Welcome to Assignment 7
This assignment covers property law — the legal rules governing ownership, possession, and transfer of both personal property (movable things) and real property (land and buildings). You will learn how property is acquired, transferred, secured, and restricted, all of which are foundational to understanding insurance coverage.
Exam Alert!
Key exam topics: bailment types and duty of care, the 3 requirements for a valid gift, joint tenancy vs. tenancy in common (survivorship!), deed types ranked by protection, 4 requirements for adverse possession, and easements vs. licenses.
What You Will Learn
1. The difference between ownership, title, and possession
2. How bailments work and the three levels of duty of care
3. Intellectual property rights (copyrights and patents)
4. Types of real property estates and concurrent ownership
5. How deeds transfer title and why recording matters
6. Mortgages, trust deeds, liens, easements, and zoning
Assignment Parts
Personal Property
Ownership vs. possession, intellectual property, accession, confusion, bailments (3 types), liens, and gifts (3 requirements).
Real Property
Estates (fee simple, life estate), concurrent ownership, co-ops vs. condos, deeds (4 types ranked), warranties of title, and recording priorities.

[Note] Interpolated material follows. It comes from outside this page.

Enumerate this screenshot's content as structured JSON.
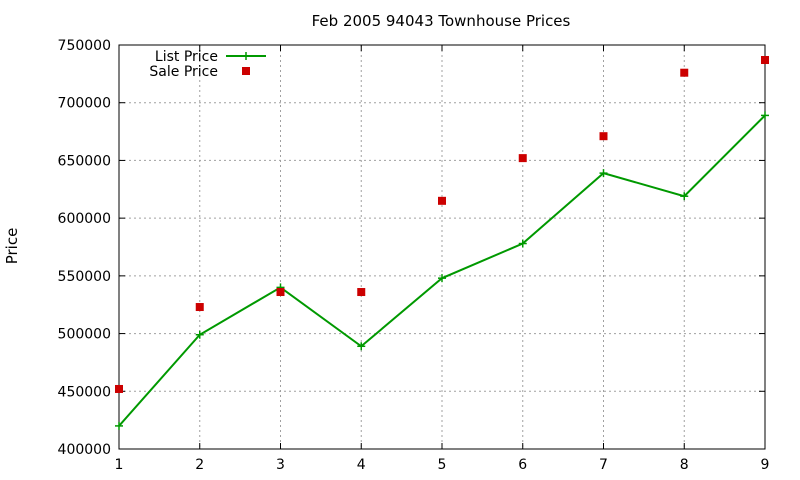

Mortgages, Easements, Licenses & Zoning
Mortgages, trust deeds, land contracts, mechanics' liens, adverse possession, fixtures, easements, licenses, zoning, eminent domain, and landlord-tenant law.
Quick Reference Summary
Property
Legal rights over a thing, not the thing itself. Real = land. Personal = everything else.
Bailment
Transfer of possession (not ownership). 3 types based on who benefits. Duty of care varies.
Gift Requirements
Donative intent + Delivery + Acceptance. Once complete, irrevocable.
Joint Tenancy vs. TIC
Joint tenancy = survivorship. Tenancy in common = NO survivorship (heirs inherit).
Deed Rankings
General warranty (best) > Special warranty > Bargain-and-sale > Quit-claim (worst).
Adverse Possession
Exclusive + Open + Hostile + Continuous for statutory period. Permission defeats it.